C’était ces jours nous vouant au déchirant et au contradictoire. Paysage plane, façades assoupies, le ciel les surplombe en y jetant des nuages ventrus, de l’encre claire ou même du silence. Dans ce morceau de Hainaut, la Brasserie des Carrières n’est-elle pas le cadre idéal pour un voyage en mots au cœur de l’univers de la bière…

Temps de lecture : 8 min

Il a été animateur, spécialiste de courses hippiques, partenaire d’entraînement d’un jour de Bjorn Borg et d’Ilie Nastase, et même footballeur amateur… Mais Christian Deglas, Enghiennois pur jus, journaliste touche à tout, passionné de musique et de chats, est surtout un amoureux inconditionnel de la bière, à laquelle il a consacré plusieurs ouvrages, et une figure incontournable du petit monde brassicole belge.

C’est aussi lui qui a présidé à plusieurs reprises le concours des meilleures bières wallonnes organisé par l’Apaq-w.
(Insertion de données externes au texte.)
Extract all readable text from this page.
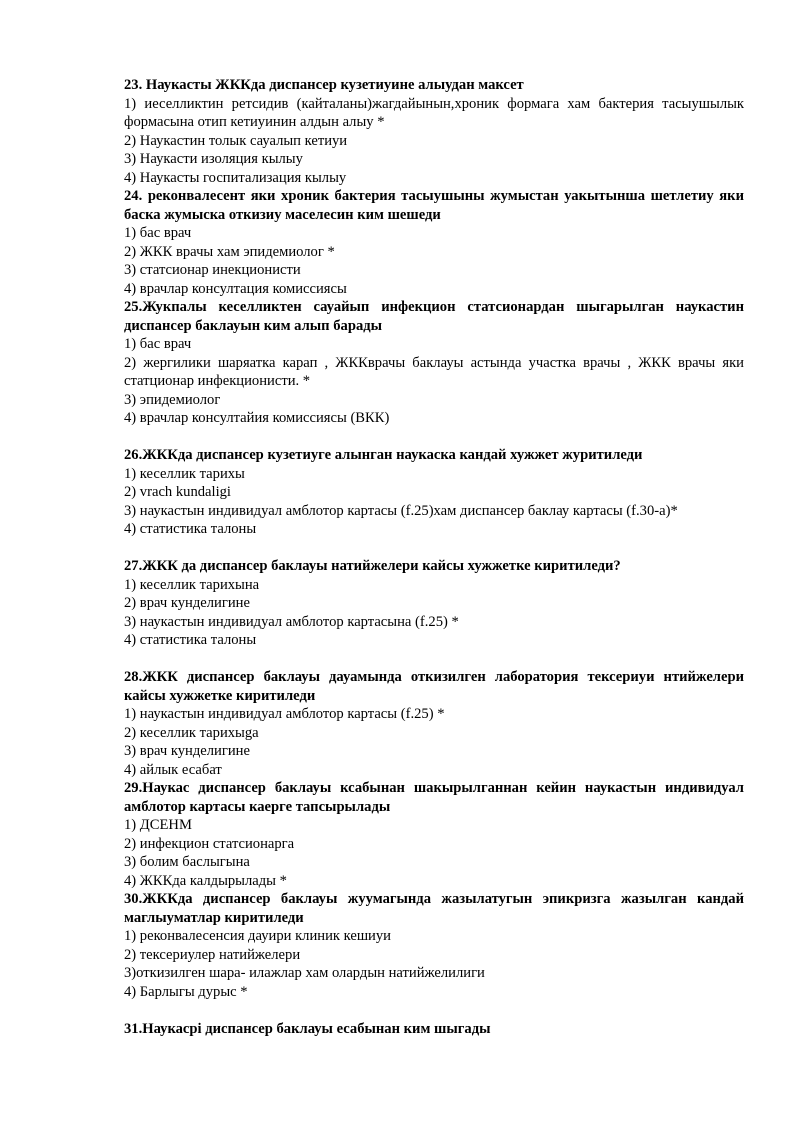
23. Наукасты ЖККда диспансер кузетиуине алыудан максет

1) иеселликтин ретсидив (кайталаны)жагдайынын,хроник формага хам бактерия тасыушылык формасына отип кетиуинин алдын алыу *

2) Наукастин толык сауалып кетиуи

3) Наукасти изоляция кылыу

4) Наукасты госпитализация кылыу

24. реконвалесент яки хроник бактерия тасыушыны жумыстан уакытынша шетлетиу яки баска жумыска откизиу маселесин ким шешеди

1) бас врач

2) ЖКК врачы хам эпидемиолог *

3) статсионар инекционисти

4) врачлар консултация комиссиясы

25.Жукпалы кеселликтен сауайып инфекцион статсионардан шыгарылган наукастин диспансер баклауын ким алып барады

1) бас врач

2) жергилики шаряатка карап , ЖККврачы баклауы астында участка врачы , ЖКК врачы яки статционар инфекционисти. *

3) эпидемиолог

4) врачлар консултайия комиссиясы (ВКК)

26.ЖККда диспансер кузетиуге алынган наукаска кандай хужжет журитиледи

1) кеселлик тарихы

2) vrach kundaligi

3) наукастын индивидуал амблотор картасы (f.25)хам диспансер баклау картасы (f.30-a)*

4) статистика талоны

27.ЖКК да диспансер баклауы натийжелери кайсы хужжетке киритиледи?

1) кеселлик тарихына

2) врач кунделигине

3) наукастын индивидуал амблотор картасына (f.25) *

4) статистика талоны

28.ЖКК диспансер баклауы дауамында откизилген лаборатория тексериуи нтийжелери кайсы хужжетке киритиледи

1) наукастын индивидуал амблотор картасы (f.25) *

2) кеселлик тарихыga

3) врач кунделигине

4) айлык есабат

29.Наукас диспансер баклауы ксабынан шакырылганнан кейин наукастын индивидуал амблотор картасы каерге тапсырылады

1) ДСЕНМ

2) инфекцион статсионарга

3) болим баслыгына

4) ЖККда калдырылады *

30.ЖККда диспансер баклауы жуумагында жазылатугын эпикризга жазылган кандай маглыуматлар киритиледи

1) реконвалесенсия дауири клиник кешиуи

2) тексериулер натийжелери

3)откизилген шара- илажлар хам олардын натийжелилиги

4) Барлыгы дурыс *

31.Наукасрі диспансер баклауы есабынан ким шыгады
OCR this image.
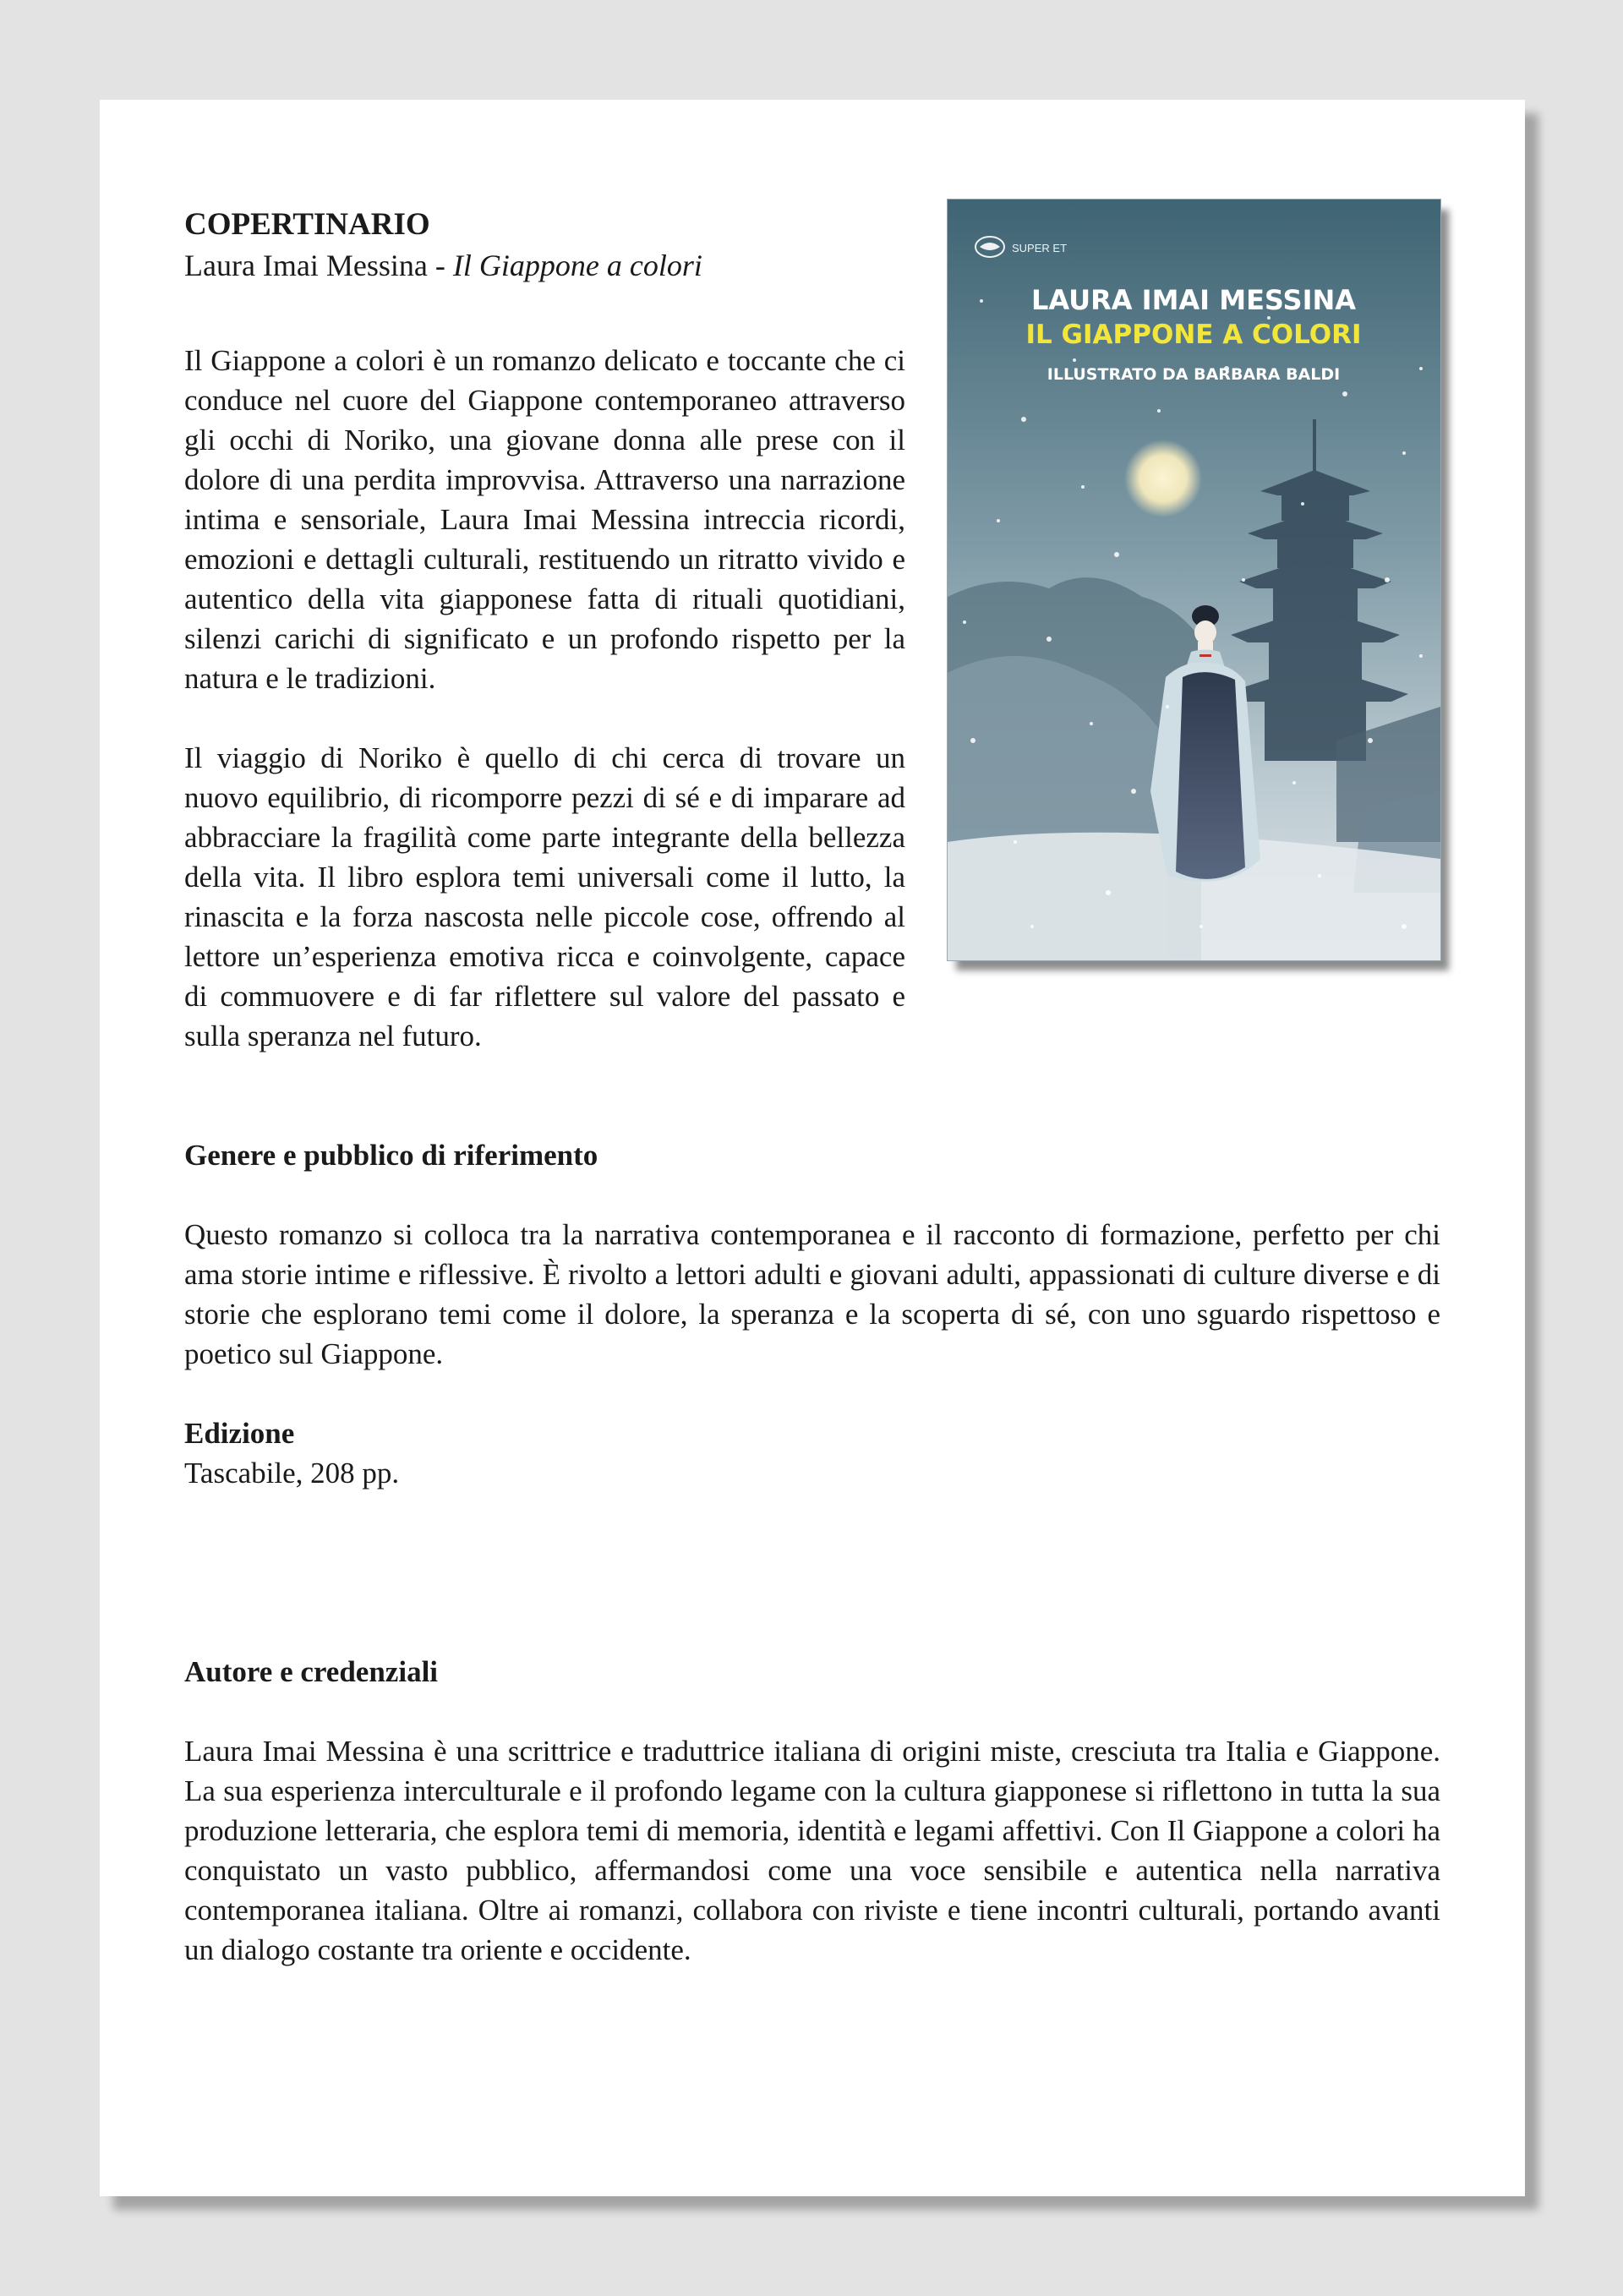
SUPER ET
LAURA IMAI MESSINA
IL GIAPPONE A COLORI
ILLUSTRATO DA BARBARA BALDI
COPERTINARIO

Laura Imai Messina - Il Giappone a colori

Il Giappone a colori è un romanzo delicato e toccante che ci conduce nel cuore del Giappone contemporaneo attraverso gli occhi di Noriko, una giovane donna alle prese con il dolore di una perdita improvvisa. Attraverso una narrazione intima e sensoriale, Laura Imai Messina intreccia ricordi, emozioni e dettagli culturali, restituendo un ritratto vivido e autentico della vita giapponese fatta di rituali quotidiani, silenzi carichi di significato e un profondo rispetto per la natura e le tradizioni.

Il viaggio di Noriko è quello di chi cerca di trovare un nuovo equilibrio, di ricomporre pezzi di sé e di imparare ad abbracciare la fragilità come parte integrante della bellezza della vita. Il libro esplora temi universali come il lutto, la rinascita e la forza nascosta nelle piccole cose, offrendo al lettore un’esperienza emotiva ricca e coinvolgente, capace di commuovere e di far riflettere sul valore del passato e sulla speranza nel futuro.

Genere e pubblico di riferimento

Questo romanzo si colloca tra la narrativa contemporanea e il racconto di formazione, perfetto per chi ama storie intime e riflessive. È rivolto a lettori adulti e giovani adulti, appassionati di culture diverse e di storie che esplorano temi come il dolore, la speranza e la scoperta di sé, con uno sguardo rispettoso e poetico sul Giappone.

Edizione

Tascabile, 208 pp.

Autore e credenziali

Laura Imai Messina è una scrittrice e traduttrice italiana di origini miste, cresciuta tra Italia e Giappone. La sua esperienza interculturale e il profondo legame con la cultura giapponese si riflettono in tutta la sua produzione letteraria, che esplora temi di memoria, identità e legami affettivi. Con Il Giappone a colori ha conquistato un vasto pubblico, affermandosi come una voce sensibile e autentica nella narrativa contemporanea italiana. Oltre ai romanzi, collabora con riviste e tiene incontri culturali, portando avanti un dialogo costante tra oriente e occidente.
Il se murmure qu’une nouvelle édition pourrait même être remise sur rail…

Quand la bière s’invite dans les médias

Cette passion pour la bière ne date pas d’hier. Elle remonte à l’époque de sa vie estudiantine. « Le seul diplôme original que j’ai obtenu, c’est celui de roi des bleus » sourit celui qui a commencé sa vie de journaliste au magazine « Pourquoi Pas ? » avant de rejoindre « Paris Match Belgique », où il est l’un des rares journalistes brassicoles à officier dans notre pays.

La bière, «cet art conjugué à des moyens techniques de plus en plus performants  qui en préservent néanmoins l’authenticité »
La bière, «cet art conjugué à des moyens techniques de plus en plus performants qui en préservent néanmoins l’authenticité » - M-F V.

C’est d’ailleurs un peu lui qui a amené le houblon dans les pages des médias généralistes en lançant, au début des années 2000, une rubrique « bières » dans le magazine « Le Vif/L’Express ».

En tant que collaborateur à RTL, où il couvre les courses hippiques et un peu le cyclisme quand il s’invite sur les routes wallonnes, il participe à quelques émissions au cours desquelles on évoque la bière, notamment « Y en aura pour tout le monde », avec Hervé Meillon, « à la fin desquelles on décapsulait quelques bouteilles à l’antenne » se souvient-il.

En marge de son quotidien de journaliste généraliste, il rédige également une chronique sur les bières belges les plus connues dans les publications de feu la Sabena à destination des gens qui voyagent en Belgique, mais aussi des articles dans le cadre du salon de l’alimentation et d’autres manifestations autour de la gastronomie et des boissons alcoolisées bien de chez nous.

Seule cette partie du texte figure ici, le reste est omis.